Corrosion protection for metal structures which many of us here in Australia take for granted is sometimes struck at the ‘aspiration phase’ when it comes to metal structures imported in from overseas. It short, corrosion protection is often regarded as ‘optional’ or at best, done poorly.

What’s driving this? Cost mainly with suppliers potentially cutting corners to meet a price target, sometimes poor manufacturing practices, indifference or all of the above!

In this discussion, we will look at some of the simply strategies which need to be considered when procuring metal structures from overseas.

  1. Be aware of where your supplier stores their steel stock. Is it out somewhere in the open and exposed to the weather or is it stored properly in a dry warehouse?
  2. When visiting a plant which works on stainless steel, does the manufacturer use practice good separation between stainless steel and mild steel works? Are proper hygiene procedures complied with to minimize cross contamination between different metals?

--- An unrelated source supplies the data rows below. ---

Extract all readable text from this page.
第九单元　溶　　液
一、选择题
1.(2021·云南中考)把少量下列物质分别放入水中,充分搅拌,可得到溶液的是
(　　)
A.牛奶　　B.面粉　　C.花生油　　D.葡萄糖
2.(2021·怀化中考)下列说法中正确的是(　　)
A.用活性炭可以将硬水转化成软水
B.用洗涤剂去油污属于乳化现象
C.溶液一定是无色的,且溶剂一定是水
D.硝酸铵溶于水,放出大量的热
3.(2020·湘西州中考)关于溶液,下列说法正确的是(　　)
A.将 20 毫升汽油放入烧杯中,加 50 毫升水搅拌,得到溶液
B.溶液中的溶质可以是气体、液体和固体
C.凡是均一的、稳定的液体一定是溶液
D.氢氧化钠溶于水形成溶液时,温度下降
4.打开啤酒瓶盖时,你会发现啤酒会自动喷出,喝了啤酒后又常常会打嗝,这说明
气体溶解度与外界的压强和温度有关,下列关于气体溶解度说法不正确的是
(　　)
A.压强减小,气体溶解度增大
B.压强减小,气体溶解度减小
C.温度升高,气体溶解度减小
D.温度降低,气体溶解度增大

Do workers isolate cutting tools used on stainless steel from all other metals?
  3. Are steel members properly prepared through sand blasting or acid washing prior to being powder coated or spray painted?
  4. Are steel member destined for galvanising prepared and cleaned properly before hot dipping?
  5. Are weep holes for steel destined for hot dip galvanising appropriately large?
  6. Is there a surveillance process to check that mild and stainless steel parts are not welded together?
  7. Are there checks that chromed parts are not passed off as stainless steel?